Записки охотника Восточной Сибири - Черкасов Александр Александрович - Страница 140


Перейти на страницу:
Изменить размер шрифта:

140

Белковая собака — почти необходимая принадлежность этой охоты. Достоинство ее состоит в том, чтобы она не только отыскивала белку по следу, но гнала бы ее и верхом (по деревьям); мало того, она, найдя белку, должна лаять и не спускать ее с дерева (о собаке смотри особую статью).

Самая охота состоит в том, что белковщики с утра до позднего вечера ходят или ездят верхом по лесам, отыскивая белку сами или с помощью собаки. Белку бить не хитро, только бы увидать; от человека и от собаки она тотчас заскакивает на дерево и сидит иногда смирно на сучке или ветке, дожидаясь меткой пули, иногда же пойдет прыгать с дерева на дерево, так что трудно ее догнать и можно даже потерять из виду, особенно в сосняке и кедровнике; белка знает, в чем дело, и, случается, так запрячется и притаится на мохнатых ветвях, что и опытный охотник с трудом ее отыщет. Вот почему здешние промышленники и не любят их промышлять в этих лесах.

Чтобы открыть спрятавшуюся белку, стоит только кашлянуть или стукнуть в дерево палкой, как она тотчас соскочит на другую ветку или сядет на задние лапки — словом, покажет себя, но напуганные белки этого не сделают: они так крепко сидят притаившись, что хотя раскашляйся, расстучись, а они и ухом не поведут, хоть руби дерево, что и случается зачастую с здешними промышленниками: лесу много, народу мало, следовательно, и потребности тоже — отчего ж и не рубить дерева из-за шкурки белки, тем более в лесу, «где земля да небо, пень да колода — полная свобода, никто не видит, делай, что знаешь, славно!.. Бог не скажет!» — говорят сибиряки.

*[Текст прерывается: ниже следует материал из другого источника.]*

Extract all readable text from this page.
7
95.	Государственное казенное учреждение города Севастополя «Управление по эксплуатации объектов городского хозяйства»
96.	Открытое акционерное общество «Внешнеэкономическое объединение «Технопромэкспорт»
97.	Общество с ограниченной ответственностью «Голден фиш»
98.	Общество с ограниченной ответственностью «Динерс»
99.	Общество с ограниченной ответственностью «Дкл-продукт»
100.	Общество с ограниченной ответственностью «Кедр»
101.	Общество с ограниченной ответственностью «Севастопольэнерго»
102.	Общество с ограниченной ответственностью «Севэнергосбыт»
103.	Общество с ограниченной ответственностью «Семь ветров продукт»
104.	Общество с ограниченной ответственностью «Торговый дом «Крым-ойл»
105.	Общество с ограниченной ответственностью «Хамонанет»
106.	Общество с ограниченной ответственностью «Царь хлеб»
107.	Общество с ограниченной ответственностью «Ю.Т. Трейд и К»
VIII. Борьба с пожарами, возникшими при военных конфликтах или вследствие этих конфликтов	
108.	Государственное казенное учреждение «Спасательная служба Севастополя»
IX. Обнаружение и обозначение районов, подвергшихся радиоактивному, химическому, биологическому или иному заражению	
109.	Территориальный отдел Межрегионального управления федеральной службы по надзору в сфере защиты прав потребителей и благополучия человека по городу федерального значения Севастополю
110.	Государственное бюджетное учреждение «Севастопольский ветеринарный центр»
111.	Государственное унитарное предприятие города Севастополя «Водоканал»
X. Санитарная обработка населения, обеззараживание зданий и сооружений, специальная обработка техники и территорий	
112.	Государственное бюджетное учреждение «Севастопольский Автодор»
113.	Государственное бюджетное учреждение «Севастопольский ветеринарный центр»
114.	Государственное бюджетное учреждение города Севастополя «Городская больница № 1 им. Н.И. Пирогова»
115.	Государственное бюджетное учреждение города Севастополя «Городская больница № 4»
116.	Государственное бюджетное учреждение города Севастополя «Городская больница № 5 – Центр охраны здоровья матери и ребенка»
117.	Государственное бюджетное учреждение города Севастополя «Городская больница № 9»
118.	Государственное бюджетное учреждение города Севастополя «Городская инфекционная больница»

Часто белка прячется в свое гайно или залезает в птичьи гнезда, и тогда трудно ее выманить, особенно когда она заскочит в дупло. Но топор, а иногда и дым — славные товарищи в этом отношении, они и тут выручают. Многие промышленники, видя, что белка заскочила в птичье гнездо или в свое гайно, сделанное на дереве, не прибегают и к топору, а прямо стреляют в гнездо и редко ошибаются; бывали и такие случаи, что белковщик, выстрелив таким образом в гнездо, вместо одной, им виденной, убивал двух белок, потому что в том же гнезде была и другая, которую промышленник не заметил раньше. Часто белки прибегают к хитрости: завидя человека, они прячутся за ствол дерева с противоположной стороны, так что охотник сколько ни ходи кругом дерева она все будет вертеться и прятаться за ствол. Но человек хитрее ее — он тотчас снимает с себя шубу или кафтан, весит на воткнутую палку, надевает сверху шапку и на минуту притаится, потом чем-нибудь пугает белку, та забросается и ошибется, приняв чучелу за охотника, и попадает на свинец.

Вообще во время охоты белковщики нередко являют друг перед другом примеры честности, бескорыстия и свято уважают товарищество; так, например, если один из них как-нибудь подгонит белку к другому из чужой артели, то последний ни за что не воспользуется этим случаем; конечно, если охотники из одной артели, тогда все равно — белка попадает в один же общий мешок. Самое худое время стрелять белок в ветреную погоду, не говоря уже о пурге (метель, вьюга), во время которой совершенно невозможно стрелять, потому что загнанная на дерево белка от ветра чапается (качается) вместе с ветками, и тогда трудно ее убить из винтовки. «Вот тут-то и живет обстрел», — говорят сибиряки, то есть бывает много промахов. Если большую часть белковья стояла ветреная погода и, следовательно обстрелу было много, тогда и белка продается дороже промышленниками — по случаю тунной траты огнестрельных припасов и меньшей добычи белки.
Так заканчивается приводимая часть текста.